What is drop shipping?

Drop shipping is a fulfillment model where the seller takes the customer's order but the supplier ships the product directly, so the seller never holds the inventory.

Definition

In a drop-ship arrangement, you sell the item and your supplier ships it; the box goes from their warehouse to your customer without touching your shelf. The appeal is obvious: no purchase ahead of demand, no warehouse, no capital sunk in stock. Ecommerce stores use it to offer long-tail catalog items, and distributors use it for oversized goods that are expensive to rehandle. What you give up is control. Your customer experience now runs at the supplier's stock accuracy, their pick speed, and their carrier choice, under your brand. The operational core of doing it well is inventory visibility you don't own: a feed of supplier stock levels current enough that you stop selling an item when their count hits zero. A stale feed means selling stock that doesn't exist, and the customer's first contact with you is a delay email. Where teams trip: treating drop-shipped SKUs as outside the inventory system because "we don't stock them." They still need records: which orders went to which supplier, confirmation and tracking per shipment, and a reconciliation of supplier invoices against what was actually shipped. Many operations run hybrid, stocking fast movers themselves for speed and margin while drop-shipping the long tail, which makes per-SKU sourcing rules part of the inventory record too.

Example

An online tool store stocks its 200 best-selling items but lists 3,000 more drop-shipped from two distributors. When a distributor's feed shows a tile saw at zero stock, the listing flips to unavailable within the hour instead of taking orders against an empty shelf.

By Cameron Priest · Co-founder, Order3

Cameron co-founded TradeGecko, the inventory platform acquired by Intuit. He has spent more than a decade building software for the people who run physical stock.

Updated 2026-06-16

Frequently asked questions

Is 'dropship' the same as 'drop shipping'?

Yes. Dropship, drop-ship, and drop shipping all describe the same model: the seller takes the order and the supplier ships directly to the customer, so the seller never holds the stock.

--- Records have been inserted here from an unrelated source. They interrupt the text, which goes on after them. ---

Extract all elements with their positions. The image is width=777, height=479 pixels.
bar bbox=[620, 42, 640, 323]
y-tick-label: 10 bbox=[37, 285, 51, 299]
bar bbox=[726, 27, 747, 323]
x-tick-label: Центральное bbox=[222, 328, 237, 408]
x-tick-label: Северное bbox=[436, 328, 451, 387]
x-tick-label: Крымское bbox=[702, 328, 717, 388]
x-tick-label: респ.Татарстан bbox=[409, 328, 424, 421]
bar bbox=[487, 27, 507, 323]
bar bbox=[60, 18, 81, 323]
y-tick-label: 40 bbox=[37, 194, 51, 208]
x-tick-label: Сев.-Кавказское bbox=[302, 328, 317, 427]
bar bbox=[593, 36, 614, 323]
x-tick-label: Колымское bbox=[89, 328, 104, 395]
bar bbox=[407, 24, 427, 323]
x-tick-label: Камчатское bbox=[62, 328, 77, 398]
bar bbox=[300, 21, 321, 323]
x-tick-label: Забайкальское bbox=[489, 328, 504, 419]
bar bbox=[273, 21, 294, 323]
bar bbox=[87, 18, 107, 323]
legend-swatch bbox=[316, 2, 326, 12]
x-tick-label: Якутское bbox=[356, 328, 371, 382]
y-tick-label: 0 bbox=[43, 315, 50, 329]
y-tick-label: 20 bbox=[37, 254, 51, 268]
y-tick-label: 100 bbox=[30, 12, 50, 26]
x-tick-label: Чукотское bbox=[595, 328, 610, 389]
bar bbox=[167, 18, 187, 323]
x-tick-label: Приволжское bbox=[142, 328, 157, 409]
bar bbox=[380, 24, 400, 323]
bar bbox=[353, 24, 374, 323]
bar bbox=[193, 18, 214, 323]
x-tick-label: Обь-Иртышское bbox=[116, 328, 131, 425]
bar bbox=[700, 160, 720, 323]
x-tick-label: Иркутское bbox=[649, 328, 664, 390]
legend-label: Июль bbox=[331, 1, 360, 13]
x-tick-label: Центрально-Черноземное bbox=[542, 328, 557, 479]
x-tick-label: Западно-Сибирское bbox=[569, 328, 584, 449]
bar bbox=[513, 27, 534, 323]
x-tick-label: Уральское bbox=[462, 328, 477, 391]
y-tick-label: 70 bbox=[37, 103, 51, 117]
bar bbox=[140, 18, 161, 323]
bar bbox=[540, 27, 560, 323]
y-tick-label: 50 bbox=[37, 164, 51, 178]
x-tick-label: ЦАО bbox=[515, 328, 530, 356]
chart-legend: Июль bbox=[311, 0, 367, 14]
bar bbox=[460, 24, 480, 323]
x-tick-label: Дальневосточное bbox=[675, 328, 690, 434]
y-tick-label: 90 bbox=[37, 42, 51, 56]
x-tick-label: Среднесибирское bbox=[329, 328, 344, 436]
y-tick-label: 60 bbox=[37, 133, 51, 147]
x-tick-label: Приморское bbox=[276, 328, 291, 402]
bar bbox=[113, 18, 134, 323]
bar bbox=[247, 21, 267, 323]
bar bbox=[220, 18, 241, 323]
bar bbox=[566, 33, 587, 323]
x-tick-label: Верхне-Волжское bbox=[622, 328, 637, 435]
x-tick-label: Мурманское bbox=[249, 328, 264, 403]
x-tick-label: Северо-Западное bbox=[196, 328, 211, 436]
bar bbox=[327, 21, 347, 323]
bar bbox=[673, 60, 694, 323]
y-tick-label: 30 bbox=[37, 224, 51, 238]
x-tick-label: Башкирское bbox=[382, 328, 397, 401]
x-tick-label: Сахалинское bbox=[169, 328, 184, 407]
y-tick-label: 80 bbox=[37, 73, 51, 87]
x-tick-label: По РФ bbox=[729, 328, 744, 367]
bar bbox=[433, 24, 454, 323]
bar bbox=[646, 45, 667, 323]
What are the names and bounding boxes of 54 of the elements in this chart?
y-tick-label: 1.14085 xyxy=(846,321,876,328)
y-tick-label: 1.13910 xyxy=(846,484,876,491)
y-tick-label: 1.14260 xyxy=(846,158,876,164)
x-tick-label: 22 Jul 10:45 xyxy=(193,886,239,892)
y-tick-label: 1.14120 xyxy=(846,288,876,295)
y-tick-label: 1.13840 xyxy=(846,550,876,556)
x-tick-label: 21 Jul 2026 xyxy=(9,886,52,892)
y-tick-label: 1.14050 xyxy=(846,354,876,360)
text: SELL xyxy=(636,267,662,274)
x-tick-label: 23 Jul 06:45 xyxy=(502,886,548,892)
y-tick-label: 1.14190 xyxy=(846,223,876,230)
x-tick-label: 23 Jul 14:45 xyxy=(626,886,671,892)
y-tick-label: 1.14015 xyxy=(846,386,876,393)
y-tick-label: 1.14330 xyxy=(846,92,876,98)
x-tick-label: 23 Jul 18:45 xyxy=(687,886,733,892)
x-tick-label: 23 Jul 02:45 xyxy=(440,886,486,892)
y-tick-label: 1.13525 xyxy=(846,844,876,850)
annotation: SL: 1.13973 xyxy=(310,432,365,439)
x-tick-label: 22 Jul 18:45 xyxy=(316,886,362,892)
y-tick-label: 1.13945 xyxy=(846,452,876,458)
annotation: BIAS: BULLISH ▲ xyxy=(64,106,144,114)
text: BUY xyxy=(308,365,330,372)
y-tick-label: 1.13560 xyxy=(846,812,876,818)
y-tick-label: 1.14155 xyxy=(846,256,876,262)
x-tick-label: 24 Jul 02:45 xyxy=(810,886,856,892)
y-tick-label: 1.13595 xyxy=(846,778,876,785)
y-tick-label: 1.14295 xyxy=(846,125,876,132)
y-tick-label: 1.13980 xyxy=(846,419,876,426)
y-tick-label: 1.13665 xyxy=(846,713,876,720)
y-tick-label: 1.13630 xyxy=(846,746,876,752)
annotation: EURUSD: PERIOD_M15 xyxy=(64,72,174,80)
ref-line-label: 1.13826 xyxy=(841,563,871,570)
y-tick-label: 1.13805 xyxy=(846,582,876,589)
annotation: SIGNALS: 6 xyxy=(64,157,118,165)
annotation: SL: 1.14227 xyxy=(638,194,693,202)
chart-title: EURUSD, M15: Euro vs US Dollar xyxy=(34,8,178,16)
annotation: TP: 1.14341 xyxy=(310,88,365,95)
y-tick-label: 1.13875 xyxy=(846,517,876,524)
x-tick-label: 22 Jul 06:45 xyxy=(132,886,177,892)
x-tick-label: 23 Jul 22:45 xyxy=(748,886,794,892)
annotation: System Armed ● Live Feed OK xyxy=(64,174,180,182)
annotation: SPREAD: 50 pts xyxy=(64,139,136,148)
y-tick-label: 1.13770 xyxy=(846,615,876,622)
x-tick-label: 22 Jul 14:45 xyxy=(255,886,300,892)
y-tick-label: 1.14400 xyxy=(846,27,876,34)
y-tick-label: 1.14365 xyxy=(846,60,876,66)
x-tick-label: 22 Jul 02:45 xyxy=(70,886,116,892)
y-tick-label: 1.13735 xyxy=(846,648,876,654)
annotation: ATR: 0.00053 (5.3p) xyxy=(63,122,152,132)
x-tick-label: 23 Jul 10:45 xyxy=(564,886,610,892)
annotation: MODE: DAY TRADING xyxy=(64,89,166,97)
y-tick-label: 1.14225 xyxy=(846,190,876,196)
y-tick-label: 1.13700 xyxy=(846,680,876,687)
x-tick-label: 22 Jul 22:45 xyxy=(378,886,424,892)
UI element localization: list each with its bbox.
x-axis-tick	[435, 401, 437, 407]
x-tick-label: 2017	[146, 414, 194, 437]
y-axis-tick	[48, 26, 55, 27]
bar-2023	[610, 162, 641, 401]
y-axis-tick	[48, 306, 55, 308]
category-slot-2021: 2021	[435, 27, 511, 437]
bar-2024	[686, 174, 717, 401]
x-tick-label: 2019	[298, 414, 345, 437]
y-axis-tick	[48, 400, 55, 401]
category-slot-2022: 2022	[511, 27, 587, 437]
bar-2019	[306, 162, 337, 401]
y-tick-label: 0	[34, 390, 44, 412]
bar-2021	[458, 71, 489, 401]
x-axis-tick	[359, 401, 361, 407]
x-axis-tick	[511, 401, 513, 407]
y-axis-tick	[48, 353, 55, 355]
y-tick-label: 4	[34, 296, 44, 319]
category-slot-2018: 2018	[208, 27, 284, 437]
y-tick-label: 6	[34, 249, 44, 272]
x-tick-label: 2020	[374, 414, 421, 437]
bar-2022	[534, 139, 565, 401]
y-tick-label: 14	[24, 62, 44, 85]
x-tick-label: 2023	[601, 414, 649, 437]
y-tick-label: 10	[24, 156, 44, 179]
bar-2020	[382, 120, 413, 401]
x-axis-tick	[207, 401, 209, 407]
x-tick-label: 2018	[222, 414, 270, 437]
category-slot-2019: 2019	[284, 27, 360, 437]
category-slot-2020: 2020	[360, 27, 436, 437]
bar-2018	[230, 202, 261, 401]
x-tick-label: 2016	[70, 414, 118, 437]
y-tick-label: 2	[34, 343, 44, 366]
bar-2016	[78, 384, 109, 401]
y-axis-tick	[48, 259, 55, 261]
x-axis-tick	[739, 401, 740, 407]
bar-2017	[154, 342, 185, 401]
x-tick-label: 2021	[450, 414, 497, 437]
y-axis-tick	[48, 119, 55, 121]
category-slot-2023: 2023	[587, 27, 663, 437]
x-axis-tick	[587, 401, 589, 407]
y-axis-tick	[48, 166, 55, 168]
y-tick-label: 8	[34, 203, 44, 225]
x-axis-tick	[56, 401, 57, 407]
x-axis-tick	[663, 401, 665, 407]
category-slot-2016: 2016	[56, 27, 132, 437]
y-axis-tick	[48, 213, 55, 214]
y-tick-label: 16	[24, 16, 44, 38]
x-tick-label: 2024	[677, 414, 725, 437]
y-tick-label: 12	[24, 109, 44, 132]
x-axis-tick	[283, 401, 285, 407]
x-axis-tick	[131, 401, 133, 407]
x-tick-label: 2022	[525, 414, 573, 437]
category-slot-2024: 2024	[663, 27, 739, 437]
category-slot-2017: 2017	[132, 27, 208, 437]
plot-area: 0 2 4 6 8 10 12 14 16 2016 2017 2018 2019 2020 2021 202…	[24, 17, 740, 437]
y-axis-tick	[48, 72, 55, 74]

Do I still need to track drop-shipped inventory?

Yes. You do not hold the stock, but you still need records of which supplier fulfills each SKU, a current feed of their stock levels so you stop selling at zero, and tracking and invoice reconciliation per order.

What is the difference between drop shipping and wholesale?

In wholesale you buy stock up front and hold it. In drop shipping you hold nothing and the supplier ships on each order. Wholesale trades capital and storage for margin and speed; drop shipping trades margin and control for no inventory risk.